Monday night was the fourth time in the last eight months Austin police had stepped in to try to help.
Twice last fall, they showed on Dixie Drive after things got out of hand between Jose Aviles and his daughter's girlfriend -- and then again, just three weeks before a deadly shooting.
Witnesses say Aviles, 59, was drunk when he showed up at the house of his daughter's girlfriend, Norma Hurtado, and asked for his own daughter. When she did not come to the door he shot Norma and her mother, Maria Hurtado.
A friend told police she saw a text message Norma showed her a month ago where Aviles threatened to kill her and her mother because of the lesbian relationship.
"My first reaction was this was a hate crime," said Dennis Coleman, Executive Director of Equality Texas , who lobbies for hate crime laws.
Coleman said out of 1,800 hate crime cases in Texas, only six people have been prosecuted for it under the James Byrd Jr. Hate Crimes Act .

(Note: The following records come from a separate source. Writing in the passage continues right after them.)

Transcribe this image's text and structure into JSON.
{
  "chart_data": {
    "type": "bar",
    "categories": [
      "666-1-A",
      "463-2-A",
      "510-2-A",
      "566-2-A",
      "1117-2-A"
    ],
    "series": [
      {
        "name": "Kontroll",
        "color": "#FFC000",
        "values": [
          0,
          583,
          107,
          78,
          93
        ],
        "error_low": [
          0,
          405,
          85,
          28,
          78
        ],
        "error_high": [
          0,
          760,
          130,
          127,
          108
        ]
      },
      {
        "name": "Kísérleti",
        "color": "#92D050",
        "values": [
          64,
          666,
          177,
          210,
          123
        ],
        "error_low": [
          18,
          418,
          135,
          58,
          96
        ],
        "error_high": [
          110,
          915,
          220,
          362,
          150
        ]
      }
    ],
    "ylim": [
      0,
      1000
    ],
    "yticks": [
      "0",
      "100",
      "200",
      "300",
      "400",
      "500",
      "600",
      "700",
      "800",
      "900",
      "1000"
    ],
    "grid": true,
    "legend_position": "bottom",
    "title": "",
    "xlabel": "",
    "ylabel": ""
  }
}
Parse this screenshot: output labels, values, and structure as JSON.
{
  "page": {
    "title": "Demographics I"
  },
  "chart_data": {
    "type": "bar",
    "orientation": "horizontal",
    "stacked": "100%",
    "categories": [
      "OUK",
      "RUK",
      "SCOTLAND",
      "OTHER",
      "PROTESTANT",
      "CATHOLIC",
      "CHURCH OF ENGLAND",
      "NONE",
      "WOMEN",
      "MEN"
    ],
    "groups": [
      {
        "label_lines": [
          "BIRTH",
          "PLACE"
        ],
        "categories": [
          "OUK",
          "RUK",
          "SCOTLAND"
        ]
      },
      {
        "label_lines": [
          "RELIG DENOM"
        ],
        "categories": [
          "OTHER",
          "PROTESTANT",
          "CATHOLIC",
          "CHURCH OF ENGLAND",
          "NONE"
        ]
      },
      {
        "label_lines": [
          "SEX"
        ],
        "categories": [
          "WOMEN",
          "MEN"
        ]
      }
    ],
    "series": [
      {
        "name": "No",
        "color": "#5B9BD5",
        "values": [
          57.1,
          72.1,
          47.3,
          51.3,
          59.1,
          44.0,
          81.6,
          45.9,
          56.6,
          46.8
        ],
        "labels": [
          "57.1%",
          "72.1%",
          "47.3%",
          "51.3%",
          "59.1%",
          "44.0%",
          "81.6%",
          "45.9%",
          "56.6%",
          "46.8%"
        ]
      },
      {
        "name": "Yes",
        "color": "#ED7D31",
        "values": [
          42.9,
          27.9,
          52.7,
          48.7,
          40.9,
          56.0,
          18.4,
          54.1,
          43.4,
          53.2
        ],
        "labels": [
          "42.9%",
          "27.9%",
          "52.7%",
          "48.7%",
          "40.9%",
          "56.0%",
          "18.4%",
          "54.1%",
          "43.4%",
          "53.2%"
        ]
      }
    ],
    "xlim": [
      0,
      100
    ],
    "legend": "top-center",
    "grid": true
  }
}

The Aviles case could become number seven. The district attorney's office is still waiting for Austin police to wrap up their investigation before deciding on whether or not to add a hate crime allegation to the capital murder case.
"Basically the jury would have to determine beyond a reasonable doubt that this defendant selected this victim based on his bias or prejudice against her sexual preference," said Travis County Prosecutor Jackie Wood.

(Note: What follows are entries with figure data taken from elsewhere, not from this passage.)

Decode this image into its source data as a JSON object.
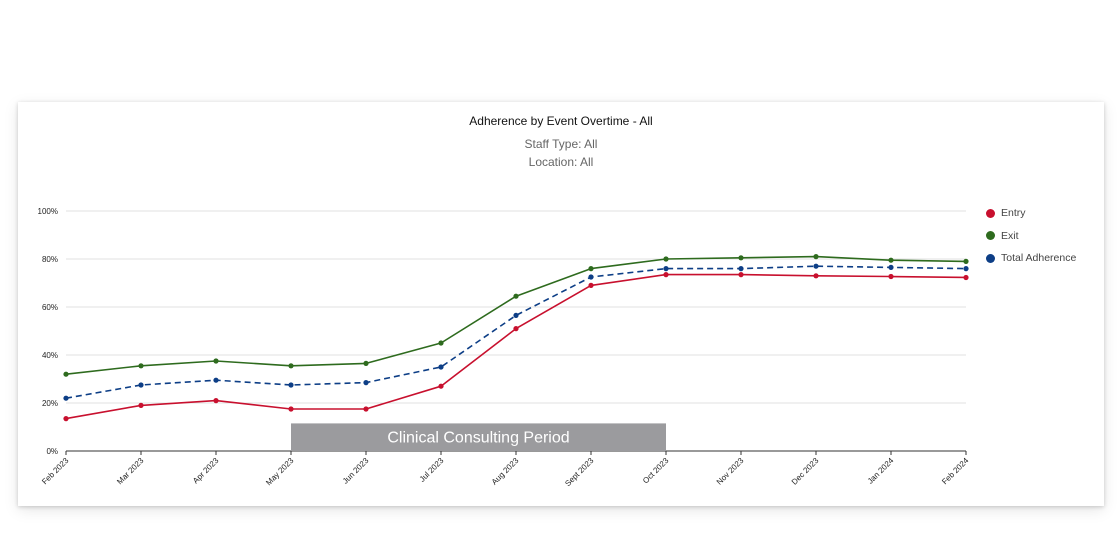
{
  "chart_data": {
    "type": "line",
    "title": "Adherence by Event Overtime - All",
    "subtitles": [
      "Staff Type: All",
      "Location: All"
    ],
    "categories": [
      "Feb 2023",
      "Mar 2023",
      "Apr 2023",
      "May 2023",
      "Jun 2023",
      "Jul 2023",
      "Aug 2023",
      "Sept 2023",
      "Oct 2023",
      "Nov 2023",
      "Dec 2023",
      "Jan 2024",
      "Feb 2024"
    ],
    "ylim": [
      0,
      100
    ],
    "yticks": [
      0,
      20,
      40,
      60,
      80,
      100
    ],
    "ytick_labels": [
      "0%",
      "20%",
      "40%",
      "60%",
      "80%",
      "100%"
    ],
    "grid": true,
    "legend_position": "right",
    "series": [
      {
        "name": "Entry",
        "color": "#c8102e",
        "dash": "solid",
        "values": [
          13.5,
          19,
          21,
          17.5,
          17.5,
          27,
          51,
          69,
          73.5,
          73.5,
          73,
          72.7,
          72.3
        ]
      },
      {
        "name": "Exit",
        "color": "#2e6b1e",
        "dash": "solid",
        "values": [
          32,
          35.5,
          37.5,
          35.5,
          36.5,
          45,
          64.5,
          76,
          80,
          80.5,
          81,
          79.5,
          79
        ]
      },
      {
        "name": "Total Adherence",
        "color": "#0d3e86",
        "dash": "dashed",
        "values": [
          22,
          27.5,
          29.5,
          27.5,
          28.5,
          35,
          56.5,
          72.5,
          76,
          76,
          77,
          76.5,
          76
        ]
      }
    ],
    "annotation": {
      "label": "Clinical Consulting Period",
      "start": "May 2023",
      "end": "Oct 2023",
      "y_top": 11.5,
      "color": "#9b9b9e"
    }
  }
}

She is on the county's new Hate Crime Task Force and has been chosen to take on all future hate crime cases.
Right now, if a case is tried as a hate crime the punishment can go up. It would not make a difference in Monday's shooting case because the DA's office is already going after the toughest penalty - life or death.
It would be added to the city's statistics and action against hate crime cases.
Austin City Council member Randi Shade, also a member of the Hate Crime Task Force, emailed the following statement:
I am deeply troubled to hear about Monday night's double homicide of a young lesbian woman and her mother in Southeast Austin.
The Austin Police Department's Victim Services Team has been working with the families of the victims, and several community partners have stepped up to assist. I expect the Austin Police Department and the Travis County District Attorney to work hard to get the facts and pursue this case to the fullest extent possible.
As a leader of our community's newly formed Hate Crimes Taskforce, it is clear that we need to work harder than ever to come together as a community to condemn any and all incidents that are motivated by hate, discrimination and prejudice.
Again, I am very upset by Monday night's senseless crime against a mother and her daughter. Our city does not tolerate family violence in any form. I grieve with their family and with the entire community. I pray for justice and the opportunity for all of us to live in a community free of hate.